Opinion - Politics

Op-Ed: Social Security is at stake in this election

Nina Turner, Bernie Sanders campaign co-chair
Key Points
  • To defeat Trump in this election and strengthen Social Security, we must choose Bernie Sanders as our Democratic nominee, because he has an unwavering record fighting against Social Security cuts -- and fighting for an expansion of the program, writes Bernie Sanders campaign co-chair Nina Turner.
Democratic presidential candidate Sen. Bernie Sanders (I-Vt.) speaks during a campaign event on February 17, 2020 in Richmond, California. (Photo by Justin Sullivan/Getty Images)
Justin Sullivan

At a time of unprecedented income inequality and economic instability, Social Security has become a major flashpoint in the presidential election -- and for good reason. After all, despite promises to the contrary during his 2016 campaign, President Donald Trump recently floated the idea of cuts to the program.

This is a major threat to all 64 million Social Security recipients -- and particularly to communities of color. Almost three quarters of African American and Latino beneficiaries rely on Social Security for the majority of their income, and without Social Security, roughly half or more elderly Latinos and African Americans would be living in poverty.

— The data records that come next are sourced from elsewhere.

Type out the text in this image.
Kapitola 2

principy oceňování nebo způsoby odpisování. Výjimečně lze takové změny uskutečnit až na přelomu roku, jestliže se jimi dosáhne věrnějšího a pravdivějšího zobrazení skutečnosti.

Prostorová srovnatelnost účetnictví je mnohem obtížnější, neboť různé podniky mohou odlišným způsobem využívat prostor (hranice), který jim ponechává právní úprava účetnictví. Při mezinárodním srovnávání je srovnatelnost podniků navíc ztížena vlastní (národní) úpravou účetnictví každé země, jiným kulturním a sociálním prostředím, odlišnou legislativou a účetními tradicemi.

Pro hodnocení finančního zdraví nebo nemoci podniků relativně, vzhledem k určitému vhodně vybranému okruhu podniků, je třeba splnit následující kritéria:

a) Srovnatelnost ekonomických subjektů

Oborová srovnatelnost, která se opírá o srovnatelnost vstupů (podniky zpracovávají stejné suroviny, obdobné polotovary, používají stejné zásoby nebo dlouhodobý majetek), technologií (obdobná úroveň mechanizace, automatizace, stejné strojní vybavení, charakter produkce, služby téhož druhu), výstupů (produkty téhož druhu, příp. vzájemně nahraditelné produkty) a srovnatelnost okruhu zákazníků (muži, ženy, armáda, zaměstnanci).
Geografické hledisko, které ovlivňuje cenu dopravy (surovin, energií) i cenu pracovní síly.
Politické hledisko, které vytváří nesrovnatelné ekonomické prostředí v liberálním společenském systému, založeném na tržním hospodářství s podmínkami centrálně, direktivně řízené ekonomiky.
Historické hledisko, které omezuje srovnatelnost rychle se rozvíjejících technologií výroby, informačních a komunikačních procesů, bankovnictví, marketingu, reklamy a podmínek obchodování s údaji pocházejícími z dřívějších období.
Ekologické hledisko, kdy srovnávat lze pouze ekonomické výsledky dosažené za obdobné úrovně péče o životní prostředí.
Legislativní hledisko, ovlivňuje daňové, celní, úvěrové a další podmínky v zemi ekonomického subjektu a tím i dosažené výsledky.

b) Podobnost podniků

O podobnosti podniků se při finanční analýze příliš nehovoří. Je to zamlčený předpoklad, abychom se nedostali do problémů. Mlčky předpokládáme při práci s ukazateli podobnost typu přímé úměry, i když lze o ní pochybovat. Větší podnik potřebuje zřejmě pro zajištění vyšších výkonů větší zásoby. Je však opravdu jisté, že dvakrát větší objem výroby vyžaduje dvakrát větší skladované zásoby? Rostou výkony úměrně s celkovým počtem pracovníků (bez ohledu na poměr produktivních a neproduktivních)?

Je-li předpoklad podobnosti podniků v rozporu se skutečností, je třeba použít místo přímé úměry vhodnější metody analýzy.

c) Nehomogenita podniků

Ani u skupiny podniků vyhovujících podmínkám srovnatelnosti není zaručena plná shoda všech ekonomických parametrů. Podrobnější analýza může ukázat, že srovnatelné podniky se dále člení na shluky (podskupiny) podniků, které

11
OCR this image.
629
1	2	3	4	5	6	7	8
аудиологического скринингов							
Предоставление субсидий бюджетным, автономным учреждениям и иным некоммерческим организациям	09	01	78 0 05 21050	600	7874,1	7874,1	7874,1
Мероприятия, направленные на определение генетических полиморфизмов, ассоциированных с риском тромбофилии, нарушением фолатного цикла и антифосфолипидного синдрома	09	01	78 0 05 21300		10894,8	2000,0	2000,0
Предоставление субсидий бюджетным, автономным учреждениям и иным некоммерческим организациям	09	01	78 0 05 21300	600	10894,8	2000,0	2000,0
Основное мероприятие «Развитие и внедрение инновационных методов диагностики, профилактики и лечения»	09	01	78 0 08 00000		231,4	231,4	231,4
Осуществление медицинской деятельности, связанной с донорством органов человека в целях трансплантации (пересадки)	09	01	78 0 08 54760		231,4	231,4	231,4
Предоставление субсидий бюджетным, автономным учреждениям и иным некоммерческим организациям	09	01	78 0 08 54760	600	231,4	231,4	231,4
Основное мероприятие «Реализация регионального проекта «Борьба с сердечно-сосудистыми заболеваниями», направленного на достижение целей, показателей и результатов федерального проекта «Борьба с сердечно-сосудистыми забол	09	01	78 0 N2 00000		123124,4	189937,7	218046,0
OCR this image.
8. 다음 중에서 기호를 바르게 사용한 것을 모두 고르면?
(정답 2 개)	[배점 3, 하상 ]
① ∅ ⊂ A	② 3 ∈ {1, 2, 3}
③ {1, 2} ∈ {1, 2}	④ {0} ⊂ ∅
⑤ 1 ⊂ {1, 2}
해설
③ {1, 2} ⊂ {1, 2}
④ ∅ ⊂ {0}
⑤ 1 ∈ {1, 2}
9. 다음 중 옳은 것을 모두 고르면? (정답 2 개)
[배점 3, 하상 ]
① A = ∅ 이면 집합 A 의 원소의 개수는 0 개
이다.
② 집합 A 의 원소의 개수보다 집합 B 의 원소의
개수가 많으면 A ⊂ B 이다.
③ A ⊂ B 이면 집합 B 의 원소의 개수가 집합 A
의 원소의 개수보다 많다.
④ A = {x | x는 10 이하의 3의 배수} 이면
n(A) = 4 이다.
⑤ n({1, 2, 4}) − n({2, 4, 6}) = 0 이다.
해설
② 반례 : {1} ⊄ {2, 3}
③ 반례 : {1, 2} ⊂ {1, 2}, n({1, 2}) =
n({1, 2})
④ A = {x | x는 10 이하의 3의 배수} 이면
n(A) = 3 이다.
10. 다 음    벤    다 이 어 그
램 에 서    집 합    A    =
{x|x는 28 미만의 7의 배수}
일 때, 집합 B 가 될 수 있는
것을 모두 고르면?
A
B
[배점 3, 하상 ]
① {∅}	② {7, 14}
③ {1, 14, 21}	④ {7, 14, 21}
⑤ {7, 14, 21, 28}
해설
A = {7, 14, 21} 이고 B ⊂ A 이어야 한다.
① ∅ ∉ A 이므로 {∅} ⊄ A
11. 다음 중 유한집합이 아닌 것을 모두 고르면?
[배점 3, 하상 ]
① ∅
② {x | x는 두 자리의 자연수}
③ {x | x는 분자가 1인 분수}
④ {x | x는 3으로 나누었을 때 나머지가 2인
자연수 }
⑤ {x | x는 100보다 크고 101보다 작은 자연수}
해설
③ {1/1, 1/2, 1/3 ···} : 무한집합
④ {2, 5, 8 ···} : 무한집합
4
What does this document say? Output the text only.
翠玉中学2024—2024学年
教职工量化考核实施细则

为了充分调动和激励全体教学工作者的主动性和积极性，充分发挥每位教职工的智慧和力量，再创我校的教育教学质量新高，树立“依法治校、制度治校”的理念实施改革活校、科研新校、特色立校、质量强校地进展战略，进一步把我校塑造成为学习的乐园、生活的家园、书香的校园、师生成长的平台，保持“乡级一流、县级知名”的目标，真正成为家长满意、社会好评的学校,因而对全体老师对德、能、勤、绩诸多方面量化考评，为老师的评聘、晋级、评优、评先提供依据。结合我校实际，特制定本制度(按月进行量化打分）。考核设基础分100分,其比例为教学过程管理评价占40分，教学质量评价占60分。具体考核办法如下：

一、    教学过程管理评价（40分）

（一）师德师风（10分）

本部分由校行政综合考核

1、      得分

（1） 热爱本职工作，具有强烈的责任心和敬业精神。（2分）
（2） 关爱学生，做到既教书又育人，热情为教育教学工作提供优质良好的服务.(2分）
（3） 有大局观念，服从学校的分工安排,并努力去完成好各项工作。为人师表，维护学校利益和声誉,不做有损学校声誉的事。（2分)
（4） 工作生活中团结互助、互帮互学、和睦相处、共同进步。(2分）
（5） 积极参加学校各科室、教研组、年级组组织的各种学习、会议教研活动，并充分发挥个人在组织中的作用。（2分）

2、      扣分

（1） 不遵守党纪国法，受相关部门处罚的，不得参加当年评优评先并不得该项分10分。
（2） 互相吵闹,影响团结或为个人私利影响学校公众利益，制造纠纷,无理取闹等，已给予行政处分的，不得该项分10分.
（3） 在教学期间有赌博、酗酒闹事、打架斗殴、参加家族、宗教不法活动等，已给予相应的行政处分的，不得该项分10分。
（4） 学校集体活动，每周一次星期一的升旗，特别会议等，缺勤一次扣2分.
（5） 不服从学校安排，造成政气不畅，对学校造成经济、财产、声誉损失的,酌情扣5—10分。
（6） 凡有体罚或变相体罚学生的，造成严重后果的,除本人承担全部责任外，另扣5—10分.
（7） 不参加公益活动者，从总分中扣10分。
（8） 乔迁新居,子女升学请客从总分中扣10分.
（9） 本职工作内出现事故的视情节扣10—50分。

Trump, however, is not the only reason we should be concerned about the future of Social Security: Bloomberg News' congressional correspondent recently reported that Republican Senate leader Mitch McConnell "told me he hopes to work with the next Democratic president to trim Social Security, Medicare, Medicaid."

All of this underscores an important reality: to both defeat Trump in this election and strengthen Social Security, we must choose Bernie Sanders as our Democratic nominee, because he has an unwavering record fighting against Social Security cuts -- and fighting for an expansion of the program.

Unfortunately, not every candidate in this race has such a track record.

Former Vice President Joe Biden has pushed to cut benefits in the past. He delivered a Senate floor speech in 1995 boasting that he had tried four separate times to freeze funding for Social Security, Medicare, Medicaid and veterans benefits. And as recently as 2007, he said Social Security cuts should be on the table.

Former New York Mayor Michael Bloomberg has an even more troubling record. He co-chaired a business group that pushed to cut Social Security. In that role, he appeared on national television to declare that President Obama should seek a deal with McConnell that featured "intelligent cuts."

"There is a way to slowly decrease the benefits or raise the eligibility age for Medicare and for Social Security," Bloomberg said. "There's a way to have more co-pay on Medicaid which will do two things: one, the users of the service will pay a little more. But two, they'll think twice before they use services."

That is exactly the kind of record Trump would seize on in a general election -- and it is the kind of deal McConnell wants from the next president.

Senator Sanders has a much different record -- one that would not be susceptible to those Trump's attacks, and one that would tell McConnell he will never get the cuts he so desperately wants.

Throughout his career, he has always fought to protect Social Security. During his first successful run for Congress, he campaigned against freezes or cuts to cost-of-living adjustments for Social Security recipients. Within weeks of being sworn in as a member of the U.S. House, he was one of just 27 House lawmakers to co-sponsor a bill to increase Social Security benefits for caregivers. He also co-sponsored legislation to block a cut in Social Security benefits for survivors -- and he repeatedly opposed balanced budget amendments from Republicans and conservative Democrats that also would have cut Social Security.

As a U.S. Senator, he continued this advocacy. He worked with Democratic lawmakers to convince the Obama administration to oppose efforts to cut Social Security -- and to instead support an expansion of Social Security.

Senator Sanders is the author of legislation to do just that.

Today, billionaires pay the same amount of money into Social Security as someone who makes $132,900 a year. Sanders' legislation lifts that cap, and applies the payroll tax to all income over $250,000. The new revenue generated by that change would not only make Social Security solvent for the next 50 years, it also would allow us to expand benefits across the board, and increase cost-of-living adjustments to keep pace with inflation.

When President Franklin Roosevelt signed the original bill creating Social Security in 1935, he called it "a law that will take care of human needs and at the same time provide the United States an economic structure of vastly greater soundness."

Eighty-five years later, we must now fortify that economic structure: we must defeat Trump and elect Bernie Sanders -- whose record makes clear he will build on Roosevelt's historic achievement.

Nina Turner is a former state senator from Ohio, and a co-chair of the Bernie Sanders campaign.